Shows surrender on the field of battle or in other competitions. An almost universal signal.

White Flag by Jasper Johns, created in 1955: Addressed as a museum talk.

When I first saw White Flag I was attracted to its ugliness—its emptiness. I thought it looked like a wet saltine or an albino version of a flag. Albinos are not meant to live long…and yet here this painting stands before us fifty years after it’s creation.

Certain details about White Flag mark its age. First of all, it’s not exactly white; it’s more of a combination of off-whites and pale yellows. You’ll notice the symmetry of the cutout stars—there are only forty-eight. And the newsprint, which I’ll talk more about in a moment, has turned yellow and brown beneath the surface just like the newspaper you might find in your attic.

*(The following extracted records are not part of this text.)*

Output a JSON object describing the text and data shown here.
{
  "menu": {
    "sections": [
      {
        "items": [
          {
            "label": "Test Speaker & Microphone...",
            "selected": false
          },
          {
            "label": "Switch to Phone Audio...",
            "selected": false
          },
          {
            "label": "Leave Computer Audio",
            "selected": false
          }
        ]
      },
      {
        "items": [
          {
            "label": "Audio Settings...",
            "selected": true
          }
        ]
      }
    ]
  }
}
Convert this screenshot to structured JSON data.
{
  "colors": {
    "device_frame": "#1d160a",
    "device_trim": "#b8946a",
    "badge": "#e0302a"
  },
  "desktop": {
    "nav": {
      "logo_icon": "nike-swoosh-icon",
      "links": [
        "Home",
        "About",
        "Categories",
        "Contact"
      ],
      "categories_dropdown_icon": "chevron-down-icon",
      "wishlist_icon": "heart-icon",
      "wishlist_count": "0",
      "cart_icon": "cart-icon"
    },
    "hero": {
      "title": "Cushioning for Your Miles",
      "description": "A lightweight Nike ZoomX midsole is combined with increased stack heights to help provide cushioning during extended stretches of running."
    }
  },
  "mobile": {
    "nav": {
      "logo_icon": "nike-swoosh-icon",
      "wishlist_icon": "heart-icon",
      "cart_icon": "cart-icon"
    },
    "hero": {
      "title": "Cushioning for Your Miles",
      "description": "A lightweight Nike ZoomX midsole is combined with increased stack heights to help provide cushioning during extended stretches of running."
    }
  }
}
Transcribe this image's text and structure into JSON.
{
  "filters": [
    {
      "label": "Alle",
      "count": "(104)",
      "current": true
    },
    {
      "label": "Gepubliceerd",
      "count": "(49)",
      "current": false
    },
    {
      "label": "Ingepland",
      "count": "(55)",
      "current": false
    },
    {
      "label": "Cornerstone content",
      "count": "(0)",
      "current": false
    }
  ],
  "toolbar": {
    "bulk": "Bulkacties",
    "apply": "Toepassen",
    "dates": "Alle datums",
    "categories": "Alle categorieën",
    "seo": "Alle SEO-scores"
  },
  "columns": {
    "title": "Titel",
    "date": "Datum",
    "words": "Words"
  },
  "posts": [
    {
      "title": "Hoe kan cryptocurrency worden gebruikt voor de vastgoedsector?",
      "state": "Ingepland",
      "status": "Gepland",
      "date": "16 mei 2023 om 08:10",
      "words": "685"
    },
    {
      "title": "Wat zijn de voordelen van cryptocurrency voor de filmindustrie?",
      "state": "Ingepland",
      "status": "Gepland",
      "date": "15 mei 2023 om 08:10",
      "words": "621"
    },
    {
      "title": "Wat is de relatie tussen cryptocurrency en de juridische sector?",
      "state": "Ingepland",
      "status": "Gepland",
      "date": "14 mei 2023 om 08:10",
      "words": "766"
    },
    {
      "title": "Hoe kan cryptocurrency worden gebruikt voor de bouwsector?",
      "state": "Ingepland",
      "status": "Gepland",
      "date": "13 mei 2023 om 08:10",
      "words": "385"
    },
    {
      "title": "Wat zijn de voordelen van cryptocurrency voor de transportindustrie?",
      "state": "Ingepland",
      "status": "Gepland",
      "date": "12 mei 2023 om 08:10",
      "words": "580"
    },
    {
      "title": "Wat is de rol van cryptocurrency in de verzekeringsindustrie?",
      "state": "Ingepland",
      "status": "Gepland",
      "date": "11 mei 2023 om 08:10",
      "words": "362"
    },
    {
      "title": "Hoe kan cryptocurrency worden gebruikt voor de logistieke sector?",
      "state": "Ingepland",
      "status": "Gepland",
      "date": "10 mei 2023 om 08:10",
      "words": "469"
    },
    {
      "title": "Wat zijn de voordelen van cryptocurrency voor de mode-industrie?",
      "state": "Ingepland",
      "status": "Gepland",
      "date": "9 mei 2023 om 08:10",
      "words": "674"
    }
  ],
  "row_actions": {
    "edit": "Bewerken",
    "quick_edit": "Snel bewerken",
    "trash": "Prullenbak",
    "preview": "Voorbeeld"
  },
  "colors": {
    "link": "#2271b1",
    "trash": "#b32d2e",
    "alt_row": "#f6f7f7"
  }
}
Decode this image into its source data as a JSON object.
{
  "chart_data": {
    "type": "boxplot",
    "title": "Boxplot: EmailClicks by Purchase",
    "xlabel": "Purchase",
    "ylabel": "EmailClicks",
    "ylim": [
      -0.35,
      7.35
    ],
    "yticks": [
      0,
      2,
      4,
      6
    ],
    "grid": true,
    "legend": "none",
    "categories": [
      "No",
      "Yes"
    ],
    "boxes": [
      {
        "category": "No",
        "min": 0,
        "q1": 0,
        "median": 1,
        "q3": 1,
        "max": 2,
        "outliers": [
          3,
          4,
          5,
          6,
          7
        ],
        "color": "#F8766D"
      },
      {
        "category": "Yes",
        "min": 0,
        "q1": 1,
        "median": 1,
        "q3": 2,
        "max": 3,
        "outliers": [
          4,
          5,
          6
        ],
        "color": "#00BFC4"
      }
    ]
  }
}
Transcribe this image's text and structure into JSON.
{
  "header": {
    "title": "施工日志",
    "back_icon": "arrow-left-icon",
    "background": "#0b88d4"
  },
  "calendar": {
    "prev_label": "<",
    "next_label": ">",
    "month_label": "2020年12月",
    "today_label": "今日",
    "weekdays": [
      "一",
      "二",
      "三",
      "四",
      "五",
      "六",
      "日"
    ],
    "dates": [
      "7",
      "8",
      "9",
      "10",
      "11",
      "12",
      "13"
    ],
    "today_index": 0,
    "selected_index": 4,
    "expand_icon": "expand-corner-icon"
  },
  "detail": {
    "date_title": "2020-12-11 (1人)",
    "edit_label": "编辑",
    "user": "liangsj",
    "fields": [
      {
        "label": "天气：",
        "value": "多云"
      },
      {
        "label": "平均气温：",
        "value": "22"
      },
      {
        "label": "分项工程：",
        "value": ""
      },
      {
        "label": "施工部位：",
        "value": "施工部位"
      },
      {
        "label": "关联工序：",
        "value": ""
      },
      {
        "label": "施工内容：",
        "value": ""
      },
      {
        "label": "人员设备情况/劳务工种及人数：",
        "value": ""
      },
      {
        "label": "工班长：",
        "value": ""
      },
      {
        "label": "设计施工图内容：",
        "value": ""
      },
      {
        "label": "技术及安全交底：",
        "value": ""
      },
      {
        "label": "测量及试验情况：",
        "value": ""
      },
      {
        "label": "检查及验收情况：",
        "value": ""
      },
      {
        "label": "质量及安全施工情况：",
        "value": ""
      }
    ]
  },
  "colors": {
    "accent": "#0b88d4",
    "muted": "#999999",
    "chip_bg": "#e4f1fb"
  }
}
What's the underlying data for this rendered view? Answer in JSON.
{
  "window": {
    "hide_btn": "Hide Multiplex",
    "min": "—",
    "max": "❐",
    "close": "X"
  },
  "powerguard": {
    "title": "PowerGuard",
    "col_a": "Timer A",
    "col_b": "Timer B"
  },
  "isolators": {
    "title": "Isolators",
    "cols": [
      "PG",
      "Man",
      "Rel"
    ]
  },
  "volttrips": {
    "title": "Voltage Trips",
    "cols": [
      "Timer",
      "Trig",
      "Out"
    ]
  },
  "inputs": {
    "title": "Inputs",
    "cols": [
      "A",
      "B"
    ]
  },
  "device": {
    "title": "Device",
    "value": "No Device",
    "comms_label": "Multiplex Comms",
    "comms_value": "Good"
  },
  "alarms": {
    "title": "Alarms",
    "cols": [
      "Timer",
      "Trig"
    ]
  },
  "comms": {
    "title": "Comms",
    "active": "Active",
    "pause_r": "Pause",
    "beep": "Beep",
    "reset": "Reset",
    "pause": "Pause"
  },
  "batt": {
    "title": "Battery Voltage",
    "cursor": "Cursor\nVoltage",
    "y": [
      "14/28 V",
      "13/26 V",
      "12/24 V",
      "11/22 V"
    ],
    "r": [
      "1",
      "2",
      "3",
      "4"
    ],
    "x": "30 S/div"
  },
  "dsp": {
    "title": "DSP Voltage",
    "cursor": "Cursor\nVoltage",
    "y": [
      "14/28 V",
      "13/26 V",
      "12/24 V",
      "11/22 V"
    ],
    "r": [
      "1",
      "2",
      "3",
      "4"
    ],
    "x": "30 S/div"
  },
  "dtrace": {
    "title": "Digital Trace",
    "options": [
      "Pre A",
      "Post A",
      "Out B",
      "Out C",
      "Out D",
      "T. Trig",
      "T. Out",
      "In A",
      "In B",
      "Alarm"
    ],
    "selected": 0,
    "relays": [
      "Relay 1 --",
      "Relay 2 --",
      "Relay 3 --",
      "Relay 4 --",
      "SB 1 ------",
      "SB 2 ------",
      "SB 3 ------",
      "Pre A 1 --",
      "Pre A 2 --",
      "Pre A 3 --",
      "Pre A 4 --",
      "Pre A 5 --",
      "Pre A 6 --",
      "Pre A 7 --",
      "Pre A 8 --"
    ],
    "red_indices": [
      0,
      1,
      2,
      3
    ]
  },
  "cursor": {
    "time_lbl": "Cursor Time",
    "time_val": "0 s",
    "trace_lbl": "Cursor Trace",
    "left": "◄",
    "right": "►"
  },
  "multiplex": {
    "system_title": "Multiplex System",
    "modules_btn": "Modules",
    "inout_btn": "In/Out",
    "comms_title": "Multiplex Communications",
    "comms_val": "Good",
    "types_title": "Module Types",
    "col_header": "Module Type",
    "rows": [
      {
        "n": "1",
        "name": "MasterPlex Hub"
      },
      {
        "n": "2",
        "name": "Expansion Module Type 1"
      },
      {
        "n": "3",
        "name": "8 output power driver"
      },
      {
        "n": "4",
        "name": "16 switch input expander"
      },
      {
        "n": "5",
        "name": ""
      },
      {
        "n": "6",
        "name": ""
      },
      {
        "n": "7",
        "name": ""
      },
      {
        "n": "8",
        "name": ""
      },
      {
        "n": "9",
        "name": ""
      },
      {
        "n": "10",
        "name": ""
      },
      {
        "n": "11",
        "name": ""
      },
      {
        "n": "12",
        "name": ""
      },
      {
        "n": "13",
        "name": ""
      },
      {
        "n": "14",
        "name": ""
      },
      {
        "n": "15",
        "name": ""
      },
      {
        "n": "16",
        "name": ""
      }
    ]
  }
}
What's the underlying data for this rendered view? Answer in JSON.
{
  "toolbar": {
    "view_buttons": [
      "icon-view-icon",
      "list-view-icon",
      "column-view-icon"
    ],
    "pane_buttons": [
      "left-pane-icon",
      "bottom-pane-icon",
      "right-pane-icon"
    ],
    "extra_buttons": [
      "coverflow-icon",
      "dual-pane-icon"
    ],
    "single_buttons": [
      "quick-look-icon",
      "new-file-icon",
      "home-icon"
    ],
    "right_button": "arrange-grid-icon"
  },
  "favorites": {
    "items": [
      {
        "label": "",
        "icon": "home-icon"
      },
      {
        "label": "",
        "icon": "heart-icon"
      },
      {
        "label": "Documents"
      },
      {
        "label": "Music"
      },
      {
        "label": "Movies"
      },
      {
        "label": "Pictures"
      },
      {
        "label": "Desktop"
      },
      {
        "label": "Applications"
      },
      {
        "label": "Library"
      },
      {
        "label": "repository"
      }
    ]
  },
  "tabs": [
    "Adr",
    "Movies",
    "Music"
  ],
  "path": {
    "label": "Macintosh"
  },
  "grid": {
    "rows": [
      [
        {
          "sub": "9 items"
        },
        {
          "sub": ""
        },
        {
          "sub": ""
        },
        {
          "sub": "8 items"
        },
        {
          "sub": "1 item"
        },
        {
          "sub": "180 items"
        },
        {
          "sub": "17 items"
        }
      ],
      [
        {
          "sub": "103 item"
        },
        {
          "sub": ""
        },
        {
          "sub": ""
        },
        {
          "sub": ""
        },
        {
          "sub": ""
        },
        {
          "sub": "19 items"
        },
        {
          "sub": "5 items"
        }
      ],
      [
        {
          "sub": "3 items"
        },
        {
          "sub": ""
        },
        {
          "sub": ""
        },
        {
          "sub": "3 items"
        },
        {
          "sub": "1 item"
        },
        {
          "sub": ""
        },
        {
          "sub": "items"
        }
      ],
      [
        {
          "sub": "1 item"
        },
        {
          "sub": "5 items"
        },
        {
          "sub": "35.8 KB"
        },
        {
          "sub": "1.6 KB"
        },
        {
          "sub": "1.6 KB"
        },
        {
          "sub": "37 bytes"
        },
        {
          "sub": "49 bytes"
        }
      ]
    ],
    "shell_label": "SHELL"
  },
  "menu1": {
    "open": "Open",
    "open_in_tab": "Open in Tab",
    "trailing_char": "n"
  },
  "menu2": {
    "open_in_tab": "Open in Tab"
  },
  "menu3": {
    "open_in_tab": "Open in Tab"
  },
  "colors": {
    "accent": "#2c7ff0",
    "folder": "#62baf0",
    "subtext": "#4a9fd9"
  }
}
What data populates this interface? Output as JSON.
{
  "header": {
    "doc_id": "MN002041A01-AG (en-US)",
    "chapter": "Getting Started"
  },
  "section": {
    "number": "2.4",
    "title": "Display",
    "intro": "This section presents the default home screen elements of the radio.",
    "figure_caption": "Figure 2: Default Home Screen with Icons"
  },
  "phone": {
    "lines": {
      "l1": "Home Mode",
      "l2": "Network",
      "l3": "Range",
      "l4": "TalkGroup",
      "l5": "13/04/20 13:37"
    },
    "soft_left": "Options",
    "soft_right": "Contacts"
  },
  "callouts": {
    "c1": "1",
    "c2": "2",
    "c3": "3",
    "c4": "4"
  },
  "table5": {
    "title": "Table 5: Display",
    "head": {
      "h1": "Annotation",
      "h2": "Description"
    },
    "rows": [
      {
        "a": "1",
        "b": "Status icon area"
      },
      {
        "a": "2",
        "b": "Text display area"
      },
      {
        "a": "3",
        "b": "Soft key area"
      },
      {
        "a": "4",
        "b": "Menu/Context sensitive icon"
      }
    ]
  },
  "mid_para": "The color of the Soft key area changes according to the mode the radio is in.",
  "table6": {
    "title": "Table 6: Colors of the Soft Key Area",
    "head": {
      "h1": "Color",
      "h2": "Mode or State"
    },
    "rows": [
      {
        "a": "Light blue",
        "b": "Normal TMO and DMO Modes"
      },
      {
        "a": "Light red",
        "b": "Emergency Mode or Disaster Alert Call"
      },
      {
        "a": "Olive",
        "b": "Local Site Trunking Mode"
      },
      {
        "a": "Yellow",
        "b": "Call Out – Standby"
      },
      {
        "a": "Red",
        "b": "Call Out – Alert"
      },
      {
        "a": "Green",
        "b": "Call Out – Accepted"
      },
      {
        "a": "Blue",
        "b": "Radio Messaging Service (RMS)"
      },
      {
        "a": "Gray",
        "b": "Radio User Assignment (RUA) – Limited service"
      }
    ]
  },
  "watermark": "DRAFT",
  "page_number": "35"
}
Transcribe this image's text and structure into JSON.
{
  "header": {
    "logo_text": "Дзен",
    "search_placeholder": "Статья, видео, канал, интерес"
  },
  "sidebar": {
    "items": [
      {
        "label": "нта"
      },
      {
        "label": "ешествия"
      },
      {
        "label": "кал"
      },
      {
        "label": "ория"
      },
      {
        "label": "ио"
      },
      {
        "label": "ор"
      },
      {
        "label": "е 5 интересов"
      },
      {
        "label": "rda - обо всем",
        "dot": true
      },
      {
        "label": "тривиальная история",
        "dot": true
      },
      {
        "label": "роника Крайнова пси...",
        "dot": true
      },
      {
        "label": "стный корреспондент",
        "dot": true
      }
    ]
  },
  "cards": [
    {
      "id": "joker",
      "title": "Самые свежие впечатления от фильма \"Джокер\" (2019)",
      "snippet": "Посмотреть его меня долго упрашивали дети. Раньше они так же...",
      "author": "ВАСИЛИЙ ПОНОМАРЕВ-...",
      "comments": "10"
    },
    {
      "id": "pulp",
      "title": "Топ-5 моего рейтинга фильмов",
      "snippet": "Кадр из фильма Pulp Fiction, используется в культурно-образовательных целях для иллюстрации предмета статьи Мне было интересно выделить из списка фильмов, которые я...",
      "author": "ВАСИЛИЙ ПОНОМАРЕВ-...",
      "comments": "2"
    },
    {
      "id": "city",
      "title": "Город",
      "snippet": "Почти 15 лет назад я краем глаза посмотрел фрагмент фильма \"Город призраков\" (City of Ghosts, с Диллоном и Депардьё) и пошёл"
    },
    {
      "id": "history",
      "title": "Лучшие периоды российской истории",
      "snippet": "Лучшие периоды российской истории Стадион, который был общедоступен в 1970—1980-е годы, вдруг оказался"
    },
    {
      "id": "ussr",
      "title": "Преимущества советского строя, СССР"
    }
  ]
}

The reason White Flag has become an important work in the realm of modern art is because of what it stands for—nothing. And not the nothing of Dada meant to provoke outrage or disgust. Johns’ nothing is simply a detachment from familiarity. He does not attempt to imbue his works with meaning. He deliberately chooses subjects that are familiar and conventional. By painting them he takes them out of their natural habitat, so to speak, and elevates them so that those things that are “seen and not looked at” are brought back into focus for the viewer.1 So Johns’ paintings have no real meaning except their immediate recognizability, which contrasts the common assumption that White Flag exists to make some strong political statement—nope, not a one. The fact that White Flag is so empty and devoid of pigmentation allows the viewer to explore their own projections and associations with this familiar object.

As you explore the composition, you'll discover. White Flag is an encaustic. The process of encaustic was mostly abandoned in the Middle Ages. It is the application of hot, melted wax mixed with pigments and applied to a flat surface.2 Rather than applying the encaustic directly to the raw canvas (which you’ll notice is actually three separate canvases) Johns collaged the surface with newspaper.

The brushstrokes are wide, which match the enormous size of the painting, and a little wild—but equal all across the canvas giving the work a sense of movement and a lack of focal point. You can tell that the encaustic was applied to the painting upright by the vertical drippings. You can also see how quickly hot wax dries by the uneven texture—some areas are very cakey and thick while other thin areas are smooth and translucent.

In the areas where the newsprint shows through you can make out “Lexington at 89th St,” which reminds us of White Flag’s creation in New York. The newspaper is not all in one direction: some are sideways, some are upside down; nor are they all articles, some comics show through as well. The newspaper is applied in brick-like rectangles except for one incongruous strip. Once a mover came to Johns’ place and leaned against White Flag; he didn’t even see it hanging on the white brick wall because it blended right in.3

Stuck in the wax is a very small piece of what I think might be a leaf (if not, maybe construction paper). Have you all seen the movie Jurassic Park, with the insect in amber? That’s what this painting is sort of like, once he applied the wax everything has been frozen in time. And just as insects are “seen and not looked at” until trapped in something beautiful like amber and their familiarity is challenged, so to is the familiarity of the American flag challenged by Jasper Johns in his White Flag.

1Francis, Richard. Modern Master Series: Jasper Johns. New York: Abbeville Press, 1984.
2Boudaille, Georges. Jasper Johns. New York: Rizzoli, 1989.
3Jasper Johns: Writings, Sketchbook Notes, Interviews. Comp. Christel Hollevoet. Ed. Kirk Varnedoe. New York: The Museum of Modern Art, 1996.